To be fair, the main movies in question are as different as chalk and cheese.

First up is Red 2, in which our wrinkly crew of deadly if slightly doddery retired special agents are called back into action despite their complaining knees and other assorted ailments.

Bruce Willis is trying to take life easy when edgy one-time colleague John Malkovich hoves into view, and together they uncover a portable nuclear warhead smuggled into Moscow during the Cold War by scientist Anthony Hopkins who is now locked up in an asylum for the criminally insane.

Helen Mirren can’t be left out, but this time round she is given orders to take Frank out.

And to bring the average age of the cast down a bit, Catherine Zeta-Jones joins the fun.

There are no surprises here to match the unexpected box office hit that was the original film, which obviously appealed to the more mature movie-goer who wanted something a bit more meaty than late life romance and retired opera singers – you know who we’re talking about.

It’s pretty much a given that Smurfs 2 was not given a green light on the promise of crusty old film fans like me liking it and spending their hard-earned cash watching irritating little blue creatures capering around the screen, so they won’t be disappointed.

It’s sad to see some real talent bound up in this family-friendly but completely forgettable nonsense, whether that’s Neal Patrick Harris who always seems ready to send himself up or Hank Azaria and Brendan Gleeson, who deserve so much better.

Supercool comedy star John Oliver, recently given the plum job of standing in for John Stewart on The Daily Show on the other side of the pond, may well be regretting that decision to voice one of the little chaps – but Alan Cumming, Shaquille O’Neill and the bloke who used to be Pee Wee Herman are in that camp, too.

The plot makes little sense, the character names are deliberately dense, and though aimed at a family audience it will only please children who haven’t really seen any other films.

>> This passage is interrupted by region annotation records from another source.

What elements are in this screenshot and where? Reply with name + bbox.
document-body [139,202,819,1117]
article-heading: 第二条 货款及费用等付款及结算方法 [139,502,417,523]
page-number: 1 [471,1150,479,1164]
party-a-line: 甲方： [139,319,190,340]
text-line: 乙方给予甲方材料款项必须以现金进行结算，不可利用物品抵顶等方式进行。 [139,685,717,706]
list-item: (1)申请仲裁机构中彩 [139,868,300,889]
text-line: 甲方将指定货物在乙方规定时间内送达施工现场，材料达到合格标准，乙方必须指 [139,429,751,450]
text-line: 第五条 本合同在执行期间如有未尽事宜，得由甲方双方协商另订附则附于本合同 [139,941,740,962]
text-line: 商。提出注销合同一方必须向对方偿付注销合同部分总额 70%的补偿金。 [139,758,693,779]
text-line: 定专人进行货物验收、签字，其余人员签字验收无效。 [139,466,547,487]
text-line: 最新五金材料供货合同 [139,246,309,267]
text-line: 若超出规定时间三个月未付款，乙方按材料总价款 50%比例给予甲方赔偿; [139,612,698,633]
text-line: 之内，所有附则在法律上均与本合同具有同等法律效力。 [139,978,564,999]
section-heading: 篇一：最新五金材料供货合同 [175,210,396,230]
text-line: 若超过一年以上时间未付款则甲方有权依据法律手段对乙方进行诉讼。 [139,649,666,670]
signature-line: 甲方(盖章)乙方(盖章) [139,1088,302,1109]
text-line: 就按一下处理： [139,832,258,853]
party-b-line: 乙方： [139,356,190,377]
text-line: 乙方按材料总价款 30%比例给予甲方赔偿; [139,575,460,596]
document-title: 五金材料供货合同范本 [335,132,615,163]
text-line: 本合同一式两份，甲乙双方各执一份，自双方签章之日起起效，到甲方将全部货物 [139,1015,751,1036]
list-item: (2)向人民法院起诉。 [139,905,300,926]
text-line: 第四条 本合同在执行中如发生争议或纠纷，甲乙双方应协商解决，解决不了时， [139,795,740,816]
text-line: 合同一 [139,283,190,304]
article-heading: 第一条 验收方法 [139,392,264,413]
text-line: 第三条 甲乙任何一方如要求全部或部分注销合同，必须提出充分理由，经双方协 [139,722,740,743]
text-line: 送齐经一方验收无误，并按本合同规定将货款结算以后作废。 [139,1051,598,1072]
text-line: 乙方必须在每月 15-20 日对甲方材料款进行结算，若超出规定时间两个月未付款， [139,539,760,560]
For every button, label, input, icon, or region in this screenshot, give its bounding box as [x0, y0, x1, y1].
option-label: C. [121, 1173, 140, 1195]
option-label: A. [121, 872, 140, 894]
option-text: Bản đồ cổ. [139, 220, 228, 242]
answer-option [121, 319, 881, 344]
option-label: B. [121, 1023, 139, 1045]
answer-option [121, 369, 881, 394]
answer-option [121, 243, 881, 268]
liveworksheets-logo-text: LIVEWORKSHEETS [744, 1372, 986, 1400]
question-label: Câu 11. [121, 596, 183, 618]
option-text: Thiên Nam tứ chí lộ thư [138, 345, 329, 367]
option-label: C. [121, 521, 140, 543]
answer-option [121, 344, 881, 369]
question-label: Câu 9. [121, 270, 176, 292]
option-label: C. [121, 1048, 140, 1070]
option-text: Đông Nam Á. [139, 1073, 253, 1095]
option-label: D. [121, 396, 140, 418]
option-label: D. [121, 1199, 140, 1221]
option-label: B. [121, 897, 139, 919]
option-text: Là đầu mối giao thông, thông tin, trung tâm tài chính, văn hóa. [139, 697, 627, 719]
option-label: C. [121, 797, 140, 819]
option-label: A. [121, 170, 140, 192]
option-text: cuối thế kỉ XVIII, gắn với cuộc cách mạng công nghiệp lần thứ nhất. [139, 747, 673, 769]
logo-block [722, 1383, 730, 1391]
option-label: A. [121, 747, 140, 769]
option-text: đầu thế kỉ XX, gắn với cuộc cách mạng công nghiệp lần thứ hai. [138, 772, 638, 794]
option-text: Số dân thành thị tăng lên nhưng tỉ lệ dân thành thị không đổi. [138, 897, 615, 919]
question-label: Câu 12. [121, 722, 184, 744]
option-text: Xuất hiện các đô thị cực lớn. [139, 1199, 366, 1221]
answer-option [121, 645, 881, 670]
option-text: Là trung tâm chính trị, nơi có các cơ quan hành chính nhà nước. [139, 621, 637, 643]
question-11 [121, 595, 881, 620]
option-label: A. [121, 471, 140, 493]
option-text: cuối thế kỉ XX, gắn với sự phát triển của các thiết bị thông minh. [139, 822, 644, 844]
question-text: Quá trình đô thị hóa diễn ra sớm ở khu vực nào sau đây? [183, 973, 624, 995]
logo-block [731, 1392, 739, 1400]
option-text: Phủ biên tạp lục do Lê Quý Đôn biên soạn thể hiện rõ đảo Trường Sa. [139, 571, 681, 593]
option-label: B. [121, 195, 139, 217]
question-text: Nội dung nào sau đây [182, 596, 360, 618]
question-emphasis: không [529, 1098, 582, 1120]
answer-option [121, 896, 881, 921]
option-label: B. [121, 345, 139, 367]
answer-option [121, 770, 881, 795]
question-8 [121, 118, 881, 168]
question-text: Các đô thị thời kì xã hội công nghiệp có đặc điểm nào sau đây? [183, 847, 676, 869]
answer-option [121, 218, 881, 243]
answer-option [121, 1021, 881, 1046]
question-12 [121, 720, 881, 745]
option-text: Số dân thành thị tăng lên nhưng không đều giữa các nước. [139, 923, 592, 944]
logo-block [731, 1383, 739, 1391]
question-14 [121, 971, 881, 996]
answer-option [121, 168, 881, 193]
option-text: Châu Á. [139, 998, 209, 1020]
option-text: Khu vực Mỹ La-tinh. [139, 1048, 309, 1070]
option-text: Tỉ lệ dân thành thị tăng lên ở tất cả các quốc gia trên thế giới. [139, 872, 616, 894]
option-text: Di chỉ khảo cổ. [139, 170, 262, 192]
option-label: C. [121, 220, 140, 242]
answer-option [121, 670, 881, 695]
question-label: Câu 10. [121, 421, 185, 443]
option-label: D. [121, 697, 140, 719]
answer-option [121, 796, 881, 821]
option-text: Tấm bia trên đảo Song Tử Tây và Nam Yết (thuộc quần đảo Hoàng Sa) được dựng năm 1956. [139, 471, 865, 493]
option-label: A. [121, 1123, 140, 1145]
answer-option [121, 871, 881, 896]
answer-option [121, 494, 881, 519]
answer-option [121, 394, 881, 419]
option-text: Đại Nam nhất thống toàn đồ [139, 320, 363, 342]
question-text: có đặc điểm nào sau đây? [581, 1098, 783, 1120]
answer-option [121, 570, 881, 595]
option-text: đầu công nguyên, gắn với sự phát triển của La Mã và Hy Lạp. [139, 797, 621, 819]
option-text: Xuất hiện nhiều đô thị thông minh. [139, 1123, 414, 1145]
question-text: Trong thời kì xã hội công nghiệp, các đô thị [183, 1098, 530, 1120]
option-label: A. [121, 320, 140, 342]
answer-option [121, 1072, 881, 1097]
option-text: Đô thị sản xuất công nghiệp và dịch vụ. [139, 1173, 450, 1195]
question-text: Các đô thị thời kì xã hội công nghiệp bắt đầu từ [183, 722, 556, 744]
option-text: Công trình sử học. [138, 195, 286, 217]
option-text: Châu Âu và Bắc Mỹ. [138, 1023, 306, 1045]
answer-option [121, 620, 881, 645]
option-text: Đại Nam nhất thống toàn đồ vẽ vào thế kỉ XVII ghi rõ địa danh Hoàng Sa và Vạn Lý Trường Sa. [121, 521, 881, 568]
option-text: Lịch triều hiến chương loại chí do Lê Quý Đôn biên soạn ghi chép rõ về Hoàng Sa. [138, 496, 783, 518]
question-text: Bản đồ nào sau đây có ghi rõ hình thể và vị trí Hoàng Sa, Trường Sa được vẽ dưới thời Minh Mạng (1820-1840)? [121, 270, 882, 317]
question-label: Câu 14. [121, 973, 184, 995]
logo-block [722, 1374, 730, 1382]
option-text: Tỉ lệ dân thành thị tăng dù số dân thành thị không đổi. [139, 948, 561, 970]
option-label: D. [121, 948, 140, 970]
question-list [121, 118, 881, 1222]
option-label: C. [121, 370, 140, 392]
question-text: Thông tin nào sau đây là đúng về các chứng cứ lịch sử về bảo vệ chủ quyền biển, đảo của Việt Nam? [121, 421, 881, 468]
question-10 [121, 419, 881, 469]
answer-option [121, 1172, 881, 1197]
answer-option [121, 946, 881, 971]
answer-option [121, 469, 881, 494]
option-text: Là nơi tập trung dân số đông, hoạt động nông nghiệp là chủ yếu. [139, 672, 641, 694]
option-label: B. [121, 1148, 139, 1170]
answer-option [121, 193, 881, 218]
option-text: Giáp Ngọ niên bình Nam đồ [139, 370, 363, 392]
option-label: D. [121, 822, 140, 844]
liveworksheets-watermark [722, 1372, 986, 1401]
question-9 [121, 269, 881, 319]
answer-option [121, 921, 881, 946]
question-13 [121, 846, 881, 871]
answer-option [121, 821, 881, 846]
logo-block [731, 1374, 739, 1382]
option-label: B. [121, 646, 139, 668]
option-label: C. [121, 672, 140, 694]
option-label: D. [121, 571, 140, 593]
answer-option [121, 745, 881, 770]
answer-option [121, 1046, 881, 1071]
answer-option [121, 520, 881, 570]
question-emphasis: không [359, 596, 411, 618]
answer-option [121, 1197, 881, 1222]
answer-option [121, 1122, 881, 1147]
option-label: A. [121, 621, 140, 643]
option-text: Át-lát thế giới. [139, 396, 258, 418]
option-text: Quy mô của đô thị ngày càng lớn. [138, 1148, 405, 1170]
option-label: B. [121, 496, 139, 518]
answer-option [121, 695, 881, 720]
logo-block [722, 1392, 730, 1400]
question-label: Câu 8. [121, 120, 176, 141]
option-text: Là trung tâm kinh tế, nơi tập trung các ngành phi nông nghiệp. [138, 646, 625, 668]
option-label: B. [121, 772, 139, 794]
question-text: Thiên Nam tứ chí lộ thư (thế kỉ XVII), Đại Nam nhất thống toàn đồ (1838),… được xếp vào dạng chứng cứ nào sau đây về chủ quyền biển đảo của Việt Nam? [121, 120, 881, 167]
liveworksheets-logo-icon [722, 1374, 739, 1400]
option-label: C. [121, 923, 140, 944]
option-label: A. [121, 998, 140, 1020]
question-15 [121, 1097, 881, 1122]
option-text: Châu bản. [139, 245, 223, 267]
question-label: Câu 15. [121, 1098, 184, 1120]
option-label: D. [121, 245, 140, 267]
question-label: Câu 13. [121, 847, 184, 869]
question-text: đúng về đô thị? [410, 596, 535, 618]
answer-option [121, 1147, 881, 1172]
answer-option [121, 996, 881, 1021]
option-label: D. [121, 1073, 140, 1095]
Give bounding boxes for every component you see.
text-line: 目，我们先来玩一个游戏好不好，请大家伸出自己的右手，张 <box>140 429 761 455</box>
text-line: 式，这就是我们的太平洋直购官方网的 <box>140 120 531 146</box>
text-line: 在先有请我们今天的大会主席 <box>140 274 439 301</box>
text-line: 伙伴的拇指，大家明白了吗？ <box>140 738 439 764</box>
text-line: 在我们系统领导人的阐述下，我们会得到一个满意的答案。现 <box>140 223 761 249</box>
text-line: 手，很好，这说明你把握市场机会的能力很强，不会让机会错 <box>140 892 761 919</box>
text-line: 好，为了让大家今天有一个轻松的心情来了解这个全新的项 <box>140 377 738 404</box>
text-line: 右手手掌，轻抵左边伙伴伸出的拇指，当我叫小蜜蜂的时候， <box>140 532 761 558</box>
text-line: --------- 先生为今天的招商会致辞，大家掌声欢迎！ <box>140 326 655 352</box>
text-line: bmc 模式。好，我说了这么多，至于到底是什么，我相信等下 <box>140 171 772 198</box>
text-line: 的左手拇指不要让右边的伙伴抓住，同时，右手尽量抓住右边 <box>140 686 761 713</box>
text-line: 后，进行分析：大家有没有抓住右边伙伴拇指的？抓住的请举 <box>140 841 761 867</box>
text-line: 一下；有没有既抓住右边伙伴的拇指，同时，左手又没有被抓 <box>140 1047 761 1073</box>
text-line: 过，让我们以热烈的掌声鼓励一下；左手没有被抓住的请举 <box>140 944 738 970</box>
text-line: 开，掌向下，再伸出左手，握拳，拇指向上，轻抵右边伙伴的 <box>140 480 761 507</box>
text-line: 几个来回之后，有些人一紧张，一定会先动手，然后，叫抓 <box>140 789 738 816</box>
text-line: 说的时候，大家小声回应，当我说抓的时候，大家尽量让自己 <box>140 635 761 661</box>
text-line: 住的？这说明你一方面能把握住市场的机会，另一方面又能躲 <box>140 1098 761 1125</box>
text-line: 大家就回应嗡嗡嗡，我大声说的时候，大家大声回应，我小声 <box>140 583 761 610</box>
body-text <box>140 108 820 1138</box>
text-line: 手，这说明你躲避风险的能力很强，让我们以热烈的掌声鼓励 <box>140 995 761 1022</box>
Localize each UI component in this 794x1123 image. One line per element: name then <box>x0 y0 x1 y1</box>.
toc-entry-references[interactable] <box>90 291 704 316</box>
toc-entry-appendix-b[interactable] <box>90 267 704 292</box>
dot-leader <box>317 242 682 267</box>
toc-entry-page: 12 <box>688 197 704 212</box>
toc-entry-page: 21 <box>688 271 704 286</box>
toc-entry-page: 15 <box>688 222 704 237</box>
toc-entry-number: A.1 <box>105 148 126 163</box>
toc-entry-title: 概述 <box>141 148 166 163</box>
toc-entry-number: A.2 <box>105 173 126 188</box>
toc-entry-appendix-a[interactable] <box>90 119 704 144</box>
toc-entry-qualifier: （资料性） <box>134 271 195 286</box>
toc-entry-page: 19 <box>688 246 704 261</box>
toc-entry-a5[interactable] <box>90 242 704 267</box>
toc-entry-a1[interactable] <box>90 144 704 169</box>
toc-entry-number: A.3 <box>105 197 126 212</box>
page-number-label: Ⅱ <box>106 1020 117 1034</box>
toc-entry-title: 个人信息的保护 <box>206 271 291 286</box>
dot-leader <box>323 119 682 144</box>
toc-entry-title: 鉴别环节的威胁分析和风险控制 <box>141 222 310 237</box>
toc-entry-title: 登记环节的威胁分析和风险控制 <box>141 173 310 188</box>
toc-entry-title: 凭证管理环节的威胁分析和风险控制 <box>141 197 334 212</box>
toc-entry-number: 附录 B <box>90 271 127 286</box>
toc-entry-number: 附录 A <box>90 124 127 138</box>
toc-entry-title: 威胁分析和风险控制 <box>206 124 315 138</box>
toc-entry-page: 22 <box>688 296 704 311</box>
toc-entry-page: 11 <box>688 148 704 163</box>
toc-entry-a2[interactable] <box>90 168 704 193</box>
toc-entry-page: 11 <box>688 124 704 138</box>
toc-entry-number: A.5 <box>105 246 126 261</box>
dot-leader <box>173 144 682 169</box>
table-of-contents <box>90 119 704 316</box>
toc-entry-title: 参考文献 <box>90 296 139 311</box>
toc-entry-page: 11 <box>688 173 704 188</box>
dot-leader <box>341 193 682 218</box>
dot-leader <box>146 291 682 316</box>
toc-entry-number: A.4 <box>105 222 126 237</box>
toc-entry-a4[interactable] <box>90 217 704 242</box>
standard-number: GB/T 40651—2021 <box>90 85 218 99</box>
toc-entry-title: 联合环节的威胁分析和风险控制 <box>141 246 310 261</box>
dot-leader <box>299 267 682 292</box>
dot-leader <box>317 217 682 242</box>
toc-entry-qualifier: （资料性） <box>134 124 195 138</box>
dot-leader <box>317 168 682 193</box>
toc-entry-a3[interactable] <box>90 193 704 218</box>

If you’re after a holiday outing, there is much better available.

For grown-up thrills, there’s The Conjuring, another ‘based on a true story’ tale of the paranormal that is so nerve-shredding that it has been restricted to a 15 certificate. Gulp!

Family move into run-down Rhode Island farmhouse, all seems to be going well and then scary things start to happen. Don’t they always? They call in a couple of ghost-spookers, and everything that you would expect to happen happens. Scary? No.